[Blue Jackets by George Manville Fenn]@TWC D-Link bookBlue Jackets CHAPTER THIRTY TWO 7/14
"Pull, boys. Now, a cheer! they can't follow us against this tide." The men sent up a triumphant shout, and, as we swept round the next bend, we lost sight of the junks, and directly after of the two boats, the last I saw of them being that the crew of the second were dragging their companions of the first out of the water, and loading their own down to the gunwale edge. "Now," cried Mr Brooke, "who's hurt ?" There was no answer for a moment or two.

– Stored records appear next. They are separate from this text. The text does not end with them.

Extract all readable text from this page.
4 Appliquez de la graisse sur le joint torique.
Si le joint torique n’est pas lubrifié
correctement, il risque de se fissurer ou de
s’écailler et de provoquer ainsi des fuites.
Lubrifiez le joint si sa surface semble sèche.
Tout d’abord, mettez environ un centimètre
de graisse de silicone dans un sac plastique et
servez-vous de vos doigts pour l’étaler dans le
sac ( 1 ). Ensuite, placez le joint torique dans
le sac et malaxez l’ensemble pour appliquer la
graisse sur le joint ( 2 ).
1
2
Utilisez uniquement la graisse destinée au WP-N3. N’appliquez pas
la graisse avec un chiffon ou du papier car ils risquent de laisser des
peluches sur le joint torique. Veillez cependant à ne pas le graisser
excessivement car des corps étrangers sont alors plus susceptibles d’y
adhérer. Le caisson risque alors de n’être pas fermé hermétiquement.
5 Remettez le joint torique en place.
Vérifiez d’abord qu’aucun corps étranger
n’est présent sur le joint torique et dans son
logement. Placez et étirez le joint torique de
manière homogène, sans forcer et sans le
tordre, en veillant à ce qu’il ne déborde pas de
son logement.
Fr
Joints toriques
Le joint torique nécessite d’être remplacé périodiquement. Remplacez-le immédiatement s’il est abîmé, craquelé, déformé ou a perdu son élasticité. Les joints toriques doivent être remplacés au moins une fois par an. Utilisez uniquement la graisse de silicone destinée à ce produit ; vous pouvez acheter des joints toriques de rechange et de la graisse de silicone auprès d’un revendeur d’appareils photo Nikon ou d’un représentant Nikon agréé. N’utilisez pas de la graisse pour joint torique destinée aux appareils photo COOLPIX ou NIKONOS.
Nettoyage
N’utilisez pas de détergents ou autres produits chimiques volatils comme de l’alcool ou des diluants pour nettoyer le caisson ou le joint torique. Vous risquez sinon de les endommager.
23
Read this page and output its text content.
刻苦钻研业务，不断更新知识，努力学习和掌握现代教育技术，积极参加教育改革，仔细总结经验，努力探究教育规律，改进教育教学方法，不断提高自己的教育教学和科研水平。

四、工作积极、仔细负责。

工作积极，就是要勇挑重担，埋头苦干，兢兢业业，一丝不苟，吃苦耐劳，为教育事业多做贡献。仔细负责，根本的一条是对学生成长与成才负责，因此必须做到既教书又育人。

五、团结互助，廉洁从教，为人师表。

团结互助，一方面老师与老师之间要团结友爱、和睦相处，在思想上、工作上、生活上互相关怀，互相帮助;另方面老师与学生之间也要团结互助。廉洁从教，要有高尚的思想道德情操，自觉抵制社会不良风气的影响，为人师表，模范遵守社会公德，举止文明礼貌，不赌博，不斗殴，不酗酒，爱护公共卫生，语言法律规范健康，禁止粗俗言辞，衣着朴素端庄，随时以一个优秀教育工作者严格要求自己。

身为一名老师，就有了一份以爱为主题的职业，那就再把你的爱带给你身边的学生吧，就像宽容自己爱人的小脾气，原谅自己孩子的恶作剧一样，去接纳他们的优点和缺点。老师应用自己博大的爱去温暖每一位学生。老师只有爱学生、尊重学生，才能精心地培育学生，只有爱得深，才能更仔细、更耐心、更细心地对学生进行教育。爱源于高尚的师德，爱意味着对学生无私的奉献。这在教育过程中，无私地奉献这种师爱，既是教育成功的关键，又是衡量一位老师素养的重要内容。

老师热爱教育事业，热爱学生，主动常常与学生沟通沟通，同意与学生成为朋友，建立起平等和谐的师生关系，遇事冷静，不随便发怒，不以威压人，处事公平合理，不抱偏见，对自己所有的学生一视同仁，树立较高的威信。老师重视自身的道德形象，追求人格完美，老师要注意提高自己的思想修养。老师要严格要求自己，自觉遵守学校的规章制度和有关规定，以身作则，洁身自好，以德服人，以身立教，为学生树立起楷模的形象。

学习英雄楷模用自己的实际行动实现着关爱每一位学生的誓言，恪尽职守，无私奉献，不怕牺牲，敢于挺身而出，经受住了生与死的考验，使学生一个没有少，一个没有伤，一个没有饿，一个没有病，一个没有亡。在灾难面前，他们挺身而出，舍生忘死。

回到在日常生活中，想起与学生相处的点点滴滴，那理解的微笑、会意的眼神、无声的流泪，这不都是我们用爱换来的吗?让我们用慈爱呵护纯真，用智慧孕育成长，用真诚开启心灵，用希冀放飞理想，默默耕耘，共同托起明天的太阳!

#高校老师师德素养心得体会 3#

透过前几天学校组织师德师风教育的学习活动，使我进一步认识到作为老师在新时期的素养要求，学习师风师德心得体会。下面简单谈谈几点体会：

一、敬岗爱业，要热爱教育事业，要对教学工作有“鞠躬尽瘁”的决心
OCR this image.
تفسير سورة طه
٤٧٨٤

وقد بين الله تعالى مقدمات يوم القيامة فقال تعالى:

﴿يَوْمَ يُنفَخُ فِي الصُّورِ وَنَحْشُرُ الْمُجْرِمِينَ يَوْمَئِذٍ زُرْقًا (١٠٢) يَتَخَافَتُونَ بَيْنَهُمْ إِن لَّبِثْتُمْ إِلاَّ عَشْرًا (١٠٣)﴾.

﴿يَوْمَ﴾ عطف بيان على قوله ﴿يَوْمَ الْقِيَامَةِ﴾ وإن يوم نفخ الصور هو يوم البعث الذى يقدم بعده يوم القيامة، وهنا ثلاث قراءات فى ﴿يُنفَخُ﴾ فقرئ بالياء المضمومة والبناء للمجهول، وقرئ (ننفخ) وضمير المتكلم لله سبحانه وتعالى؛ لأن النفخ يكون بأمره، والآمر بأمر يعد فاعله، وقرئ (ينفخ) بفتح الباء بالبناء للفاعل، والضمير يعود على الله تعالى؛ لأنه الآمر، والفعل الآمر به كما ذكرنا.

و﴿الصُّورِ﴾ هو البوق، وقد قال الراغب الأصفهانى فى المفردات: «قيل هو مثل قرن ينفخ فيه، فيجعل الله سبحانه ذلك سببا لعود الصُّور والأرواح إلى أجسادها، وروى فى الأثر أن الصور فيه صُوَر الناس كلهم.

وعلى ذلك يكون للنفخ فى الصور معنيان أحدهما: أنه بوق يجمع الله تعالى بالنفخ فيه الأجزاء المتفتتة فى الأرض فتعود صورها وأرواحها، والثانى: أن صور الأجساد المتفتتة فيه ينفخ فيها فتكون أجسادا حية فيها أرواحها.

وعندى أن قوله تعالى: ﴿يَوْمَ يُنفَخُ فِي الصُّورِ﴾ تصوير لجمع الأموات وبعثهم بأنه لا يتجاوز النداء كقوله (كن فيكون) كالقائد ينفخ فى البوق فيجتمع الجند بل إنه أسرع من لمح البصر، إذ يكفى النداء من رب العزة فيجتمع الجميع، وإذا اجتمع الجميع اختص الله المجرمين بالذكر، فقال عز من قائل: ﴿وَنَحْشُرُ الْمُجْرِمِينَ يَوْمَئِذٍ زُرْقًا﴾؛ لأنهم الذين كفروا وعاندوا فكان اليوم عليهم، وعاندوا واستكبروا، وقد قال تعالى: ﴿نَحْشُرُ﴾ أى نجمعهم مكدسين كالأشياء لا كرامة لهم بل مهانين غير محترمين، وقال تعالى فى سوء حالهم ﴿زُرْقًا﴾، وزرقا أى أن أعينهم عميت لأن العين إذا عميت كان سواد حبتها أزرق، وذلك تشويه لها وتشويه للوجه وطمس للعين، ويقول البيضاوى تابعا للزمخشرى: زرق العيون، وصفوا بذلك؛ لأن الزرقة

Then one of the men said, with a grin-- "I arn't drownded, sir; but I shall ketch cold if something arn't done-- my feet's wet." "Yes, so velly wet," cried a plaintive voice, and Ching struggled up from the bottom of the boat, and stood up, showing his blue cotton garments to be drenched with water. "What, have we sprung a leak ?" cried Mr Brooke. "Yes, sir," said Tom Jecks, "she's got a hole in her skin here forrard; but if I might be so bold, sir, if you was to send Mr Ching to lean up agin it, we shouldn't hurt much." "Pull--pull steady," cried Mr Brooke.
"Here, take the tiller, Mr Herrick." He laid his gun behind us and handed me the rudder, before going right forward to the coxswain, while I sat envying the men their coolness as they sat pulling away nonchalantly enough, though the water was rising fast and nearly covered their bare feet and ankles, while it soon invaded the grating upon which my own boot-covered feet were placed. "Much injured, sir ?" I shouted; and Mr Brooke gave me back poor Mercutio's answer to his friend, in _Romeo and Juliet_-- "'Tis not so deep as a well, nor so wide as a church door: but 'tis enough; 'twill serve." "Here, my lads, one of you; I must have a frock." "Right, sir, mine'll do," said the coxswain, unfastening and dragging his white duck garment over his head. This was soaked and wrung out to make it softer, and then thrust into the hole in our bows. "There, you must sit forward here, and plant both feet against it, my lad," said Mr Brooke. "Ay, ay, sir.
Men never knows what he may come to.
Fancy my toots being used to caulk a leak!" He, laughing, sat down on the forward thwart, and pressed his feet against the jacket. "Now then, a man to bale," cried Mr Brooke, and the coxswain fished the tin baler out of the locker forward.